Tibetan Buddhist monks create their elaborate mandala paintings out of sand to symbolize the impermanence of all things. After days of painstaking work, the monks destroy the mandala and release its sand into the nearest body of water as a symbol of the cycle of renewal we all must go through.
So really, the Missouri toddler who slipped under the rope and did a tap dance [1] on a mandala in progress in Kansas City's Union Station, destroying two days' work in just a few seconds, was helping the monks--and us--learn a valuable lesson about overcoming attachment.
Meanwhile, the mom who leaves her kid alone and unsupervised in the middle of a train station for a full minute is so unburdened by attachment, she's a freakin' lama.
Toddler's dance destroys monks' intricate sand painting [story and surveillance video at kansascity.com via boingboing] [1] actually, if we go to the tape, it looks more like the Electric Slide.
More proof that the youngest are the wisest.
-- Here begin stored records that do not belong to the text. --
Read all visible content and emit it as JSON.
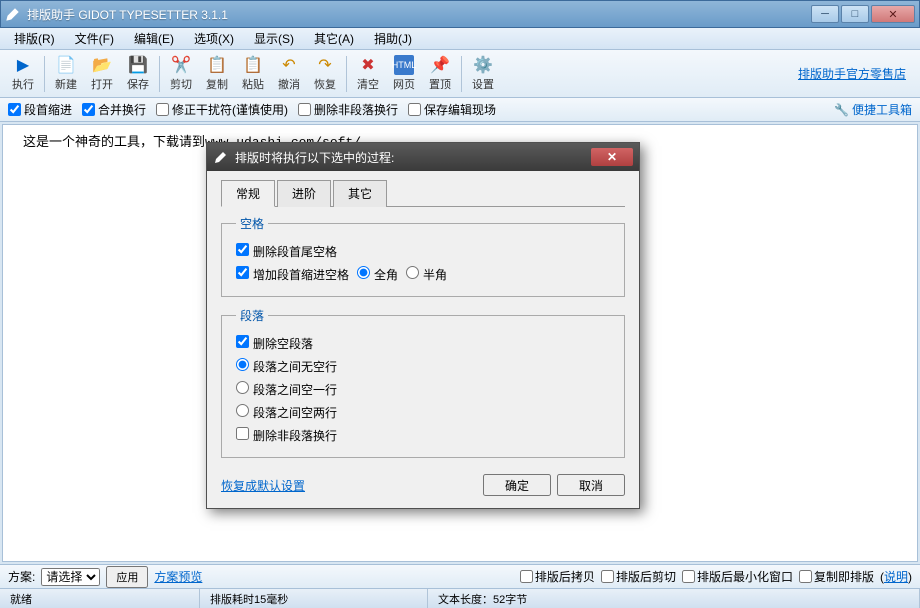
{
  "window": {
    "title": "排版助手 GIDOT TYPESETTER 3.1.1"
  },
  "menu": {
    "typeset": "排版(R)",
    "file": "文件(F)",
    "edit": "编辑(E)",
    "options": "选项(X)",
    "display": "显示(S)",
    "other": "其它(A)",
    "donate": "捐助(J)"
  },
  "toolbar": {
    "run": "执行",
    "new": "新建",
    "open": "打开",
    "save": "保存",
    "cut": "剪切",
    "copy": "复制",
    "paste": "粘贴",
    "undo": "撤消",
    "redo": "恢复",
    "clear": "清空",
    "web": "网页",
    "top": "置顶",
    "settings": "设置",
    "shop": "排版助手官方零售店"
  },
  "opts": {
    "indent": "段首缩进",
    "merge": "合并换行",
    "fix": "修正干扰符(谨慎使用)",
    "delNonPara": "删除非段落换行",
    "saveScene": "保存编辑现场",
    "toolbox": "便捷工具箱"
  },
  "editor": {
    "text": "这是一个神奇的工具，下载请到www.udashi.com/soft/"
  },
  "bottom": {
    "schemeLabel": "方案:",
    "schemePlaceholder": "请选择",
    "apply": "应用",
    "preview": "方案预览",
    "copyAfter": "排版后拷贝",
    "cutAfter": "排版后剪切",
    "minAfter": "排版后最小化窗口",
    "copyType": "复制即排版",
    "explain": "说明"
  },
  "status": {
    "ready": "就绪",
    "timing": "排版耗时15毫秒",
    "length": "文本长度：52字节"
  },
  "dialog": {
    "title": "排版时将执行以下选中的过程:",
    "tabs": {
      "normal": "常规",
      "advanced": "进阶",
      "other": "其它"
    },
    "space": {
      "legend": "空格",
      "trimEnds": "删除段首尾空格",
      "addIndent": "增加段首缩进空格",
      "fullWidth": "全角",
      "halfWidth": "半角"
    },
    "para": {
      "legend": "段落",
      "delEmpty": "删除空段落",
      "noBlank": "段落之间无空行",
      "oneBlank": "段落之间空一行",
      "twoBlank": "段落之间空两行",
      "delNonPara": "删除非段落换行"
    },
    "restore": "恢复成默认设置",
    "ok": "确定",
    "cancel": "取消"
  }
}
I was more impressed with the kid's mom. Scooping him up without even looking at what he'd done. Nice.
Er, a mandala in a train station? I'm starting to sense where the bad ideas began ...
[it's all a mall/museum/theater complex now, with like one train a day. I just watched the video again; that mom didn't even know the kid wasn't with her as she walked off around the corner. -ed.]
Nothing like complete avoidance of a bad situation to make it all better.
Kind of like that lady and her kids drawing with sidewalk chalk last night while I was running.
Yeah, thanks for pretending I wasn't there.
Maybe he could SEE what was REALLY happening and the Warrior in him stopped it before it was Manifest.
What's that they said about 246 demons???
[yeah, maybe! The only way we'll know, though, is if you put more of these on the YouTube. -ed.]